My child really hasn't ever been to sleep-away camp, to a group banquet, or to a sleepover. She's attended exactly three birthday parties in her life other than her own, and until quite recently, had been on an airplane exactly three times. I didn't drop her off at activities until she was nearly ten years old-- and mature enough to manage her own cellular phone. On the other hand, within a year or so, we would leave her AT HOME ALONE for short periods of time, which seems crazy, right? But she's safer with us or at home than anywhere else. I used to take her to work with me when she was a toddler-- into a lab filled with chemical, biological, and radiological hazards, no less. Still safer than daycare.
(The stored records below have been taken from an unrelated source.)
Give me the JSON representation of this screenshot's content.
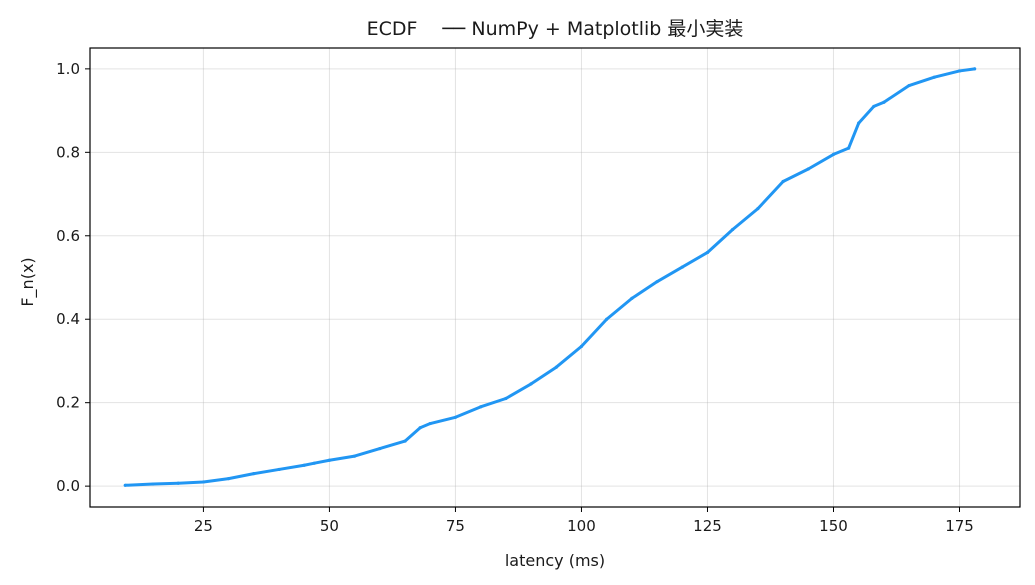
{
  "chart_data": {
    "type": "line",
    "title": "ECDF 　── NumPy + Matplotlib 最小実装",
    "xlabel": "latency (ms)",
    "ylabel": "F_n(x)",
    "xlim": [
      2.5,
      187
    ],
    "ylim": [
      -0.05,
      1.05
    ],
    "xticks": [
      25,
      50,
      75,
      100,
      125,
      150,
      175
    ],
    "yticks": [
      0.0,
      0.2,
      0.4,
      0.6,
      0.8,
      1.0
    ],
    "xtick_labels": [
      "25",
      "50",
      "75",
      "100",
      "125",
      "150",
      "175"
    ],
    "ytick_labels": [
      "0.0",
      "0.2",
      "0.4",
      "0.6",
      "0.8",
      "1.0"
    ],
    "grid": true,
    "line_color": "#2196f3",
    "series": [
      {
        "x": [
          9.5,
          15,
          20,
          25,
          30,
          35,
          40,
          45,
          47,
          50,
          55,
          60,
          65,
          68,
          70,
          75,
          80,
          85,
          90,
          95,
          100,
          105,
          110,
          115,
          120,
          125,
          130,
          135,
          140,
          145,
          150,
          153,
          155,
          158,
          160,
          165,
          170,
          175,
          178
        ],
        "y": [
          0.002,
          0.005,
          0.007,
          0.01,
          0.018,
          0.03,
          0.04,
          0.05,
          0.055,
          0.062,
          0.072,
          0.09,
          0.108,
          0.14,
          0.15,
          0.165,
          0.19,
          0.21,
          0.245,
          0.285,
          0.335,
          0.4,
          0.45,
          0.49,
          0.525,
          0.56,
          0.615,
          0.665,
          0.73,
          0.76,
          0.795,
          0.81,
          0.87,
          0.91,
          0.92,
          0.96,
          0.98,
          0.995,
          1.0
        ]
      }
    ]
  }
}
So I look like a helicopter parent. I know. In our defense, we have nearly lost our daughter several times in her life, and in spite of extensive sleuthing never discovered what exactly went wrong. I, too, have a life-threatening food allergy (to shellfish) and my experience is NOTHING like the limitations on my daughter's life. I manage the way most people do-- avoiding risks in what I eat and not worrying too much otherwise, but carrying epinephrine just the same. I mention that just to note that our seeming over-protectiveness is about empirical data, not 'what if' types of fears, and to reassure anyone reading that I do know what life with a "normal" life-threatening food allergy is like, and how one can live relatively normally, albeit without sushi or paella.

If we'd been that cavalier/reasonable with our DD, she wouldn't be here. We honed our management the hard way. There was a time in her life when every outing was a 50-50 proposition for needing benadryl/inhaled meds to treat mild-to-moderate symptoms. It's still around the 10-20% mark. There is a reason we've responded with hypervigilance, and it has nothing to do with "wanting" to live this way, or with irrational fear-- but with extraordinary circumstances.

Similarly, I have an acquaintance whose younger DD is treated with great care w/r/t communicable illnesses... due to the profound immunosuppression of an older sibling.

All that to say... be careful what you assume when you judge other parents. None of us knows exactly what is behind the behavior we witness. smile


Schrödinger's cat walks into a bar. And doesn't.